Another important factor to consider in scATAC analysis is the fragment size distribution. ATAC fragment distribution typically show multiple modes as shown below. The first mode represents nucleosome-free regions typically regions bound TFs, second modes show mono-nucleosome regions and so on. While TFs can bind to nucleosome occupied regions, the noise in the data means that peak calling and motif identification works best with using reads from nucleosome-free regions.
NOTE: Unlike scRNA-seq which produce cell x gene matrices, scATAC analysis produce cell X peak or cell X var feature matrices and thus multiple samples cannot be combined in a straightforward manner. Plan your analysis carefully when dealing with multiple samples!
ArchR preprocessing
We extensively use ArchR package for scATAC preprocessing, starting from the fragments file generated by CellRanger ATAC. Cellranger ATAC results for 10X PBMC ATAC dataset are here.
TF-IDF normalization
ArchR first tiles the reads into 500 base bins to create a cells X Bin binary count matrix. Data is then normalized using TF-IDF. TF-IDF is a normalization procedure developed for NLP and has two steps: First, the counts for each cell are normalized by the total counts (similar to scRNA-seq normalization), forming the Term Frequency (TF) component. The transformed counts in each bin are then weighed by inverse of number of cells the bin has a non-zero count. This step down weights genome bins that are detected across large number of cells and upweights rarely detected bins.

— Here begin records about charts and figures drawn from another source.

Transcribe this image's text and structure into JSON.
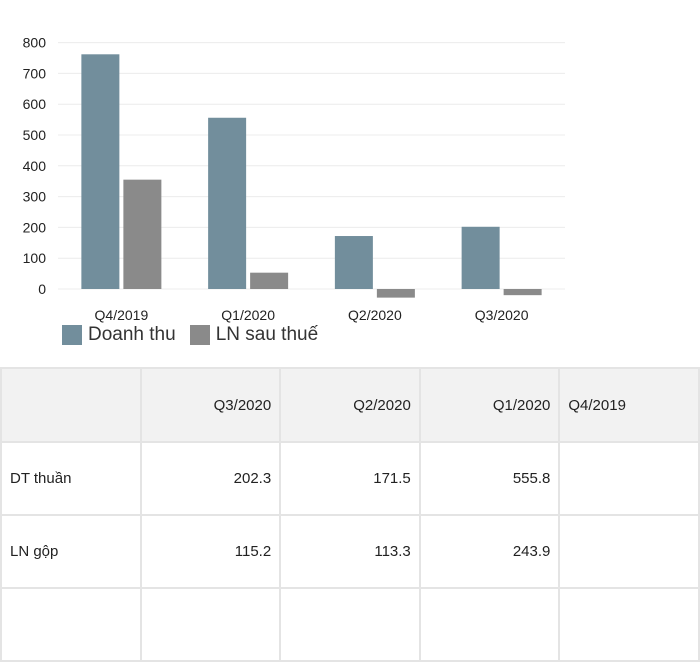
{
  "chart_data": {
    "type": "bar",
    "categories": [
      "Q4/2019",
      "Q1/2020",
      "Q2/2020",
      "Q3/2020"
    ],
    "series": [
      {
        "name": "Doanh thu",
        "values": [
          762,
          556,
          172,
          202
        ],
        "color": "#728e9c"
      },
      {
        "name": "LN sau thuế",
        "values": [
          355,
          53,
          -28,
          -20
        ],
        "color": "#8a8a8a"
      }
    ],
    "ylim": [
      -30,
      820
    ],
    "yticks": [
      0,
      100,
      200,
      300,
      400,
      500,
      600,
      700,
      800
    ],
    "ytick_labels": [
      "0",
      "100",
      "200",
      "300",
      "400",
      "500",
      "600",
      "700",
      "800"
    ],
    "grid": true,
    "legend": "bottom-left",
    "title": "",
    "xlabel": "",
    "ylabel": ""
  },
  "table": {
    "header": [
      "",
      "Q3/2020",
      "Q2/2020",
      "Q1/2020",
      "Q4/2019"
    ],
    "rows": [
      {
        "label": "DT thuần",
        "values": [
          "202.3",
          "171.5",
          "555.8",
          ""
        ]
      },
      {
        "label": "LN gộp",
        "values": [
          "115.2",
          "113.3",
          "243.9",
          ""
        ]
      },
      {
        "label": "",
        "values": [
          "",
          "",
          "",
          ""
        ]
      }
    ]
  }
}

TF-IDF normalized count matrix is then used as input for clustering. ArchR then creates an aggregate ATAC profile for each cluster and performs a feature selection step and identifies the user specified number of highly variable features across the clusters. The subset of features selected now forms the working matrix which is used for downstream analysis. This iterative procedure is termed Iterative LSI.
SVD
The normalized matrix used as input to SVD, which serves as equivalent operation of the PCA in scRNA-seq. Note: despite normalization, the first SVD component typically is strongly correlated with read depth of the cell and should be excluded from the analysis. ArchR automatically excludes this component.
Practical application
We use a modified version of ArchR for our analysis:
- 100k variable features instead of the 25k recommended by ArchR: This can dramatically alter the results in many instances.
- We use only nucleosome-free region (NFR) fragments for peak calling (using MACS2).
- Variable features are used for gene activity computation. Gene activities summarize the accessibility to generate a cells X genes matrix The modified version of ArchR is available here.
Analysis
While ArchR also includes analysis methods, our experience in many instances shows that recomputing the visualizations and clustering using the SVD
output from ArchR gives better results. Downstream analysis and visualization of scATAC data follows the same steps as scRNA-seq post PCA.
UMAPs and force directed layouts colored by leiden and phenograph clusters for the 10X PBMC dataset is shown below
Motif identification
FIMO is used for motif identification from MACS2 peaks. cisBP is used for motif database.
SEACells
Modeling of regulation, integration with RNA and cell type annotation of scATAC all work better with meta cells. More details coming soon.
Sample notebook - Putting it all together
ArchR is written in R. We first run ArchR and export the relevant results. The R script for PBMC data is here. Jupyter notebook detailing all the analysis for the PBMC ATAC dataset is available here.